Take g = 9.8 $m/s^2$

• A. $h_{max}$above break free point 19.6 m height of break free point 78.4
• B. $h_{max}$ above break free point 78.4 m, height of break free point 19.6
• C. $h_{max}$ above break free point 19.6 m, height of break free point 58.8
• D. $h_{max}$ above break free point 58.8 m, height of break free point 9.8

Answer 1

The correct option is C

$h_{max}$ above break free point 19.6 m,

height of break free point 58.8

Till t = 2 sec the velocity of package is same as that of balloons i.e., 19.6 m/s

As soon as the parcel leaves the balloon its velocity is + 19.6 m/s (upward).
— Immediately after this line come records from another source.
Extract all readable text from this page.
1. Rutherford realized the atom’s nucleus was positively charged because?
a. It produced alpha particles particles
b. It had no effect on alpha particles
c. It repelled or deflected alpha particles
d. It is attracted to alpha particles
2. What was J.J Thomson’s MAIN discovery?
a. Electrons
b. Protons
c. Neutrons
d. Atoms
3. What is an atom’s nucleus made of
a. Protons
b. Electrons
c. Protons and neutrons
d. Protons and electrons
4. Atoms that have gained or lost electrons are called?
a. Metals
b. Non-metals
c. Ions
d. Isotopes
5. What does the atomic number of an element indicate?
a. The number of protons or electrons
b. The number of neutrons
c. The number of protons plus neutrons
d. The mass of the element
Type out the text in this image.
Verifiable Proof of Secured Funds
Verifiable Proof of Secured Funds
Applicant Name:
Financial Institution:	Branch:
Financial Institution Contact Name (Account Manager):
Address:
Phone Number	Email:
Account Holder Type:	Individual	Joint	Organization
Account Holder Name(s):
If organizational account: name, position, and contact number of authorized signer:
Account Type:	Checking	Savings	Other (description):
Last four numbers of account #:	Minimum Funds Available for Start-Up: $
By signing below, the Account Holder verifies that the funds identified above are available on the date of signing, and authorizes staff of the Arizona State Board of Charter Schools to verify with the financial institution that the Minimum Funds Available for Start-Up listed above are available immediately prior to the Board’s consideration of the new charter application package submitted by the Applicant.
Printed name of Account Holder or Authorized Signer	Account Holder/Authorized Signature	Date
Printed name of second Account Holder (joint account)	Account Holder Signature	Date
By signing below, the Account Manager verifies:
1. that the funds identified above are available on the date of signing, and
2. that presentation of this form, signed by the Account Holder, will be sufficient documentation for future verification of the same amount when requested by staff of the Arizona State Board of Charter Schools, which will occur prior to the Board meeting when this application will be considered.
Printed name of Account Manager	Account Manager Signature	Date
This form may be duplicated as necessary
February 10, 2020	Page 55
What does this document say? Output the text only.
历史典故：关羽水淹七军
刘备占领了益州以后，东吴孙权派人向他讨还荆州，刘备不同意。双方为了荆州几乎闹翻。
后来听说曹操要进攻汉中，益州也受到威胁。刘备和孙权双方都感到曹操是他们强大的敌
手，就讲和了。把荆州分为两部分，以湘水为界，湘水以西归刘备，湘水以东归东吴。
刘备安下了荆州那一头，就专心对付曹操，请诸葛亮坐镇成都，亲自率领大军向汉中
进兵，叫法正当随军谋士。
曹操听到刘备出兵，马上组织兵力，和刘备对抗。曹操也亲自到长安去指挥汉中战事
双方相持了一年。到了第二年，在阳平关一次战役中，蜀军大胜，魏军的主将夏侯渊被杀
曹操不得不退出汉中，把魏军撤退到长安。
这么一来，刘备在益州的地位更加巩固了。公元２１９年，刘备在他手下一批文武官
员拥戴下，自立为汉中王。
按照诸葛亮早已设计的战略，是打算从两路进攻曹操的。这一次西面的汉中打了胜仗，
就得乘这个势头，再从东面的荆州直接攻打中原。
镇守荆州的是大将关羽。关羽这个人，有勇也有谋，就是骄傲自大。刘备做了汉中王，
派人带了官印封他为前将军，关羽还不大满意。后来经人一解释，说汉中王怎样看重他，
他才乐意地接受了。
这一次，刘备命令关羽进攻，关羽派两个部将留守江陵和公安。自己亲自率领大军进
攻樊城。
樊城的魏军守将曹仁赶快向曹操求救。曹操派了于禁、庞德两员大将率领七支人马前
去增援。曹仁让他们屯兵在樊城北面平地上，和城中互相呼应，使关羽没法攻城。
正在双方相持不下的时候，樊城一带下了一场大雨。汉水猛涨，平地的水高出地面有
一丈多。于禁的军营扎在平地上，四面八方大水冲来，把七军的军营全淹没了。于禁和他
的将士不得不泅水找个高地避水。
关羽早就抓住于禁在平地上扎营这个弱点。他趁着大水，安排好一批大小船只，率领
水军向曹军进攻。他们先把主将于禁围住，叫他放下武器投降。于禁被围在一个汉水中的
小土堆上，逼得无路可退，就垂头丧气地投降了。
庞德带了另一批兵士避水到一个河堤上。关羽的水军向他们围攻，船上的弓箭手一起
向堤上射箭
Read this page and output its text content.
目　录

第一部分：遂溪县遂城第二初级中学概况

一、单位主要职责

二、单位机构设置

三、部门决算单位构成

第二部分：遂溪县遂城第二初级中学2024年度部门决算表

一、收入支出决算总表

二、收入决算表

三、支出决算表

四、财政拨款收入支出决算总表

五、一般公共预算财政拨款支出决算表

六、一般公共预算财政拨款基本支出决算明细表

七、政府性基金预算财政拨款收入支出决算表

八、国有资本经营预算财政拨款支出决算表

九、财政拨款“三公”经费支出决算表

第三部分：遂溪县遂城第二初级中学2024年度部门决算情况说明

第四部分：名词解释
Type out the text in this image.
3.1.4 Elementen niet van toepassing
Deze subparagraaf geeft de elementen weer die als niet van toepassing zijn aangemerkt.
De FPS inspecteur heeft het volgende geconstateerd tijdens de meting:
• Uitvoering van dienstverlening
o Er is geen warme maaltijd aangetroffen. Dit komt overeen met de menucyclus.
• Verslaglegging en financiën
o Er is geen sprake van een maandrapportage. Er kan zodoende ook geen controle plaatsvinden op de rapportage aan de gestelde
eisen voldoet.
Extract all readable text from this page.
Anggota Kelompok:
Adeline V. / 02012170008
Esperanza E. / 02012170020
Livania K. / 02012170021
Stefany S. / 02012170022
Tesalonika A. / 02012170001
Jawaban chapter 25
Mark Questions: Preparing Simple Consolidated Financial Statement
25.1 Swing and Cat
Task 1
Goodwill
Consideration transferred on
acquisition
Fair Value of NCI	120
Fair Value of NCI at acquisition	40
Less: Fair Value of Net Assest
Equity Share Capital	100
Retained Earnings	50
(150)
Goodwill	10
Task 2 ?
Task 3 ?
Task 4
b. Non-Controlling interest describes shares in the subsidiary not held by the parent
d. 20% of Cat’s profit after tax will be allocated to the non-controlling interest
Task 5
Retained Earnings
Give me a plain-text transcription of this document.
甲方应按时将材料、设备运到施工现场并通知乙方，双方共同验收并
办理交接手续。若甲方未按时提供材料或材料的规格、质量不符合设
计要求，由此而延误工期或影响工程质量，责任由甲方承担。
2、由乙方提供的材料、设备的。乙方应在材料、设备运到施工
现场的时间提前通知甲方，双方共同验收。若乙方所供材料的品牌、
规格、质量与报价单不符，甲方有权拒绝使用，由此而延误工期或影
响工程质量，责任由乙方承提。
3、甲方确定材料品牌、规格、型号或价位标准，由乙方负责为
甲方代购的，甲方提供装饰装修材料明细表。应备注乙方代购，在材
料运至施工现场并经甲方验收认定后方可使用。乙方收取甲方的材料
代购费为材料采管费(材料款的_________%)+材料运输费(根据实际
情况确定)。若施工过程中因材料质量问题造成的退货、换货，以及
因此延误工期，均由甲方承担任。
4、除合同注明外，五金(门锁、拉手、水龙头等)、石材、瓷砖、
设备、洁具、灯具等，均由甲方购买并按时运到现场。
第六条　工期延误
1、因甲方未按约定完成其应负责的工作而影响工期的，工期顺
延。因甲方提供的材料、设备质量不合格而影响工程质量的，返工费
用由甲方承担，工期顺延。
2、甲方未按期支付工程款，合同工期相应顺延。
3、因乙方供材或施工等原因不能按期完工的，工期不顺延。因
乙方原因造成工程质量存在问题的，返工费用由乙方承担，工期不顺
Its acceleration is - 9.8 $m/s^2$(downwards)

Now the parcel will keep going up till its velocity becomes 0.

So v = 0 u = +19.6 a = - 9.8 $m/s^2$

$v^2-u^2=2as$

$(19.6{)}^2$= 2(-9.8) s

$\frac{9.8\times 4}{2}=s=19.6m$

So, parcel goes 19.6 m above the break free point.

The parcel broke free at t = 20 sec. with v= + 19.6

The parcel hits ground at t = 8 sec

So time of flight = 8 - 2 = 6 sec

u = 19.6 t = 6 sec a = - 9.8 $m/s^2$

$s=19.6\times 6+\frac{1}{2}+(-9.8)(6{)}^2$

$s=-58.8m$

Negative sign says that ball was displaced by 58.8m downwards from the breakaway point.